Annual consumer inflation declined by a hefty 6.4 percentage points to 12.5 percent (my forecast was 12.7 percent) in October, albeit it picked up pace on a monthly basis, accelerating by 0.5 percent from 0.1-0.3 percent in the prior six months. By my reckoning, the annual headline could be about 8 percent in November and probably about 6 percent in December; broadly in line with my musings in an earlier column on 10 May 2016 (“Zambia to maintain tight monetary policy”) when I wondered if the headline might not slow to single digits before year-end. Food prices are likely to be stable over the course of the next few months to about a year, at least those for the ubiquitous mealie meals. Not only are the authorities building white maize reserves, they announced only last week that they had started exporting the priced staple food to neighbouring Malawi, some 100,000 tonnes. There are also indications that such would be the sufficiency that a subsisting ban on private sector exports of maize may be lifted in early 2017; the agriculture ministry says by January. Before then, authorities hope to have boosted the strategic grains reserve to 500,000 tonnes from 280,000 tonnes currently. So to that extent, negative drought effects on food supply would be largely mitigated. That is not the case for its ongoing biting effects on cheaper hydroelectricity production, though, which is all but diminished. Alternative but more expensive power supply sources are filling the gap. And they are now going to be dearer for consumers: tariffs are likely to be increased, as authorities now desire that they reflect actual costs, by end-2017, authorities say – it could be earlier if the IMF has its way.

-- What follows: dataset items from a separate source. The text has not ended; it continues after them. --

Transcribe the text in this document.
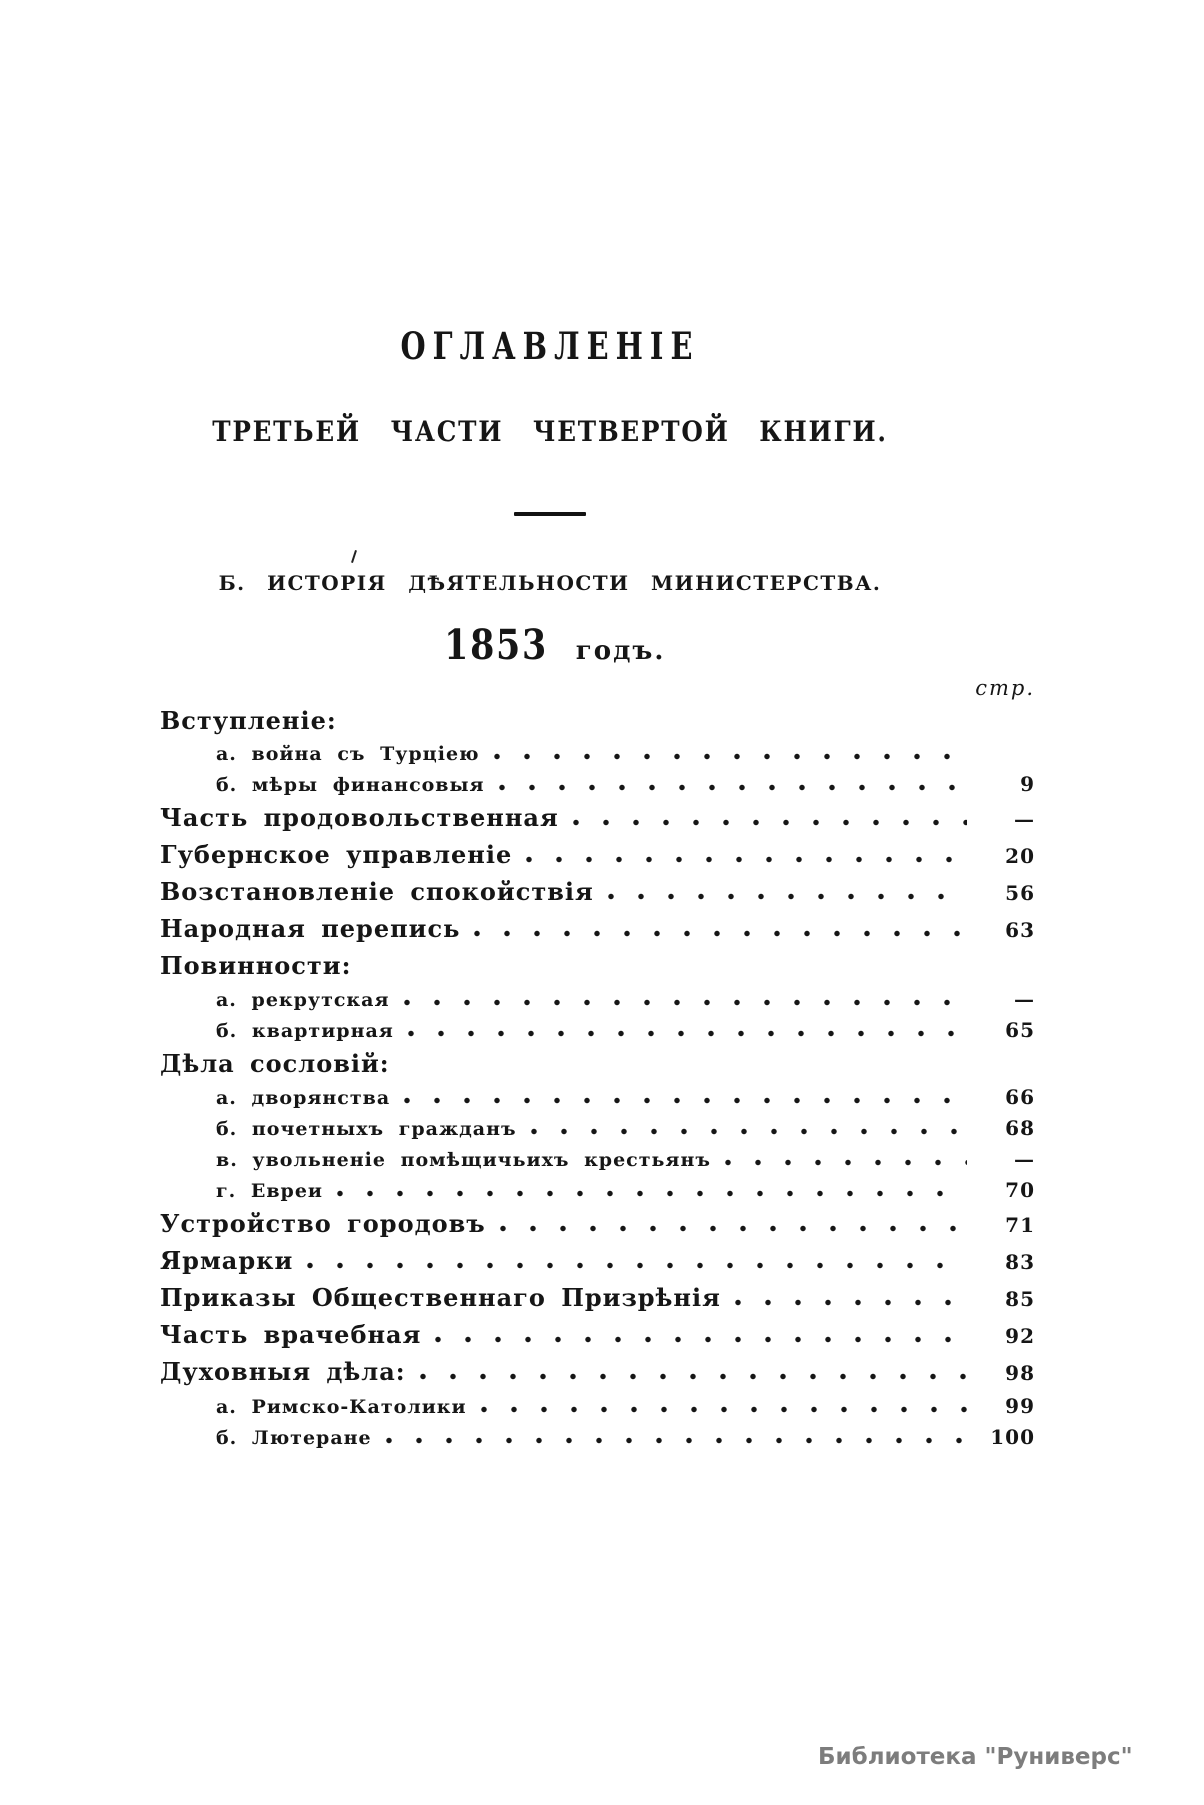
ОГЛАВЛЕНІЕ
ТРЕТЬЕЙ ЧАСТИ ЧЕТВЕРТОЙ КНИГИ.
Б. ИСТОРІЯ ДѢЯТЕЛЬНОСТИ МИНИСТЕРСТВА.
1853 годъ.
стр.
Вступленіе:
а. война съ Турціею
б. мѣры финансовыя	9
Часть продовольственная	—
Губернское управленіе	20
Возстановленіе спокойствія	56
Народная перепись	63
Повинности:
а. рекрутская	—
б. квартирная	65
Дѣла сословій:
а. дворянства	66
б. почетныхъ гражданъ	68
в. увольненіе помѣщичьихъ крестьянъ	—
г. Евреи	70
Устройство городовъ	71
Ярмарки	83
Приказы Общественнаго Призрѣнія	85
Часть врачебная	92
Духовныя дѣла:	98
а. Римско-Католики	99
б. Лютеране	100
Библиотека "Руниверс"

2017 budget points to prudence
In his first budget speech on 11 November, newly appointed Zambian finance minister, Felix Mutati, signalled as much. Authorities plan to cut the fiscal deficit to about 7 percent of GDP in 2017, from about 10 percent projected for 2016. In September, Mr Mutati did point out that some pain would need to be endured by Zambians, ahead of an IMF package in Q1-2017. Populist polices, aimed at winning over the electorate ahead of the August election, would need to be rolled back in the event of a programme. Poor Zambians are likely to be hard-hit in regard of their electricity bills especially. The IMF is particulary insistent that fuel and electricity subsidies be removed. The authorities, eager for the aid package, are likely to comply, announcing as early as October, that it would gradually cut as much as $1 billion in subsidies, with the $600 million in fuel and electricity subisdies likely casualties. These, the IMF, in addition to needed structural reforms – like the sale of loss-making state-owned enterprises, would be crucial towards accelerating growth.
Growth could be higher
Authorities reckon growth would be 3.4 percent in 2017, from an estimated 3 percent this year. It could be higher, though. Yes, power shortages are likely to remain for another year at least. And true, government finances may still be relatively strained. But maybe not as much as expected. As at early November, copper futures prices had edged up for about 10 consecutive trading sessions, as hedge funds took bullish bets just days before the American election. In its aftermath, with a Donald Trump (an ultra-nationalist) victory, a rally ensued, as market participants reckoned planned infrastructure spending by his administration would boost demand for copper. Prospects of supply disruptions in Chile, the metal’s largest producer, also underpin sentiments, with major players believing the current supply glut may give way to a medium-term scarcity eventually. So, copper prices could recover significantly enough over the course of the year to boost the finances of the Zambian government. If these were to occur in an atmosphere of fiscal prudence under the watchful eye of the IMF, there is good reason to believe growth may be higher than the level authorities currently project.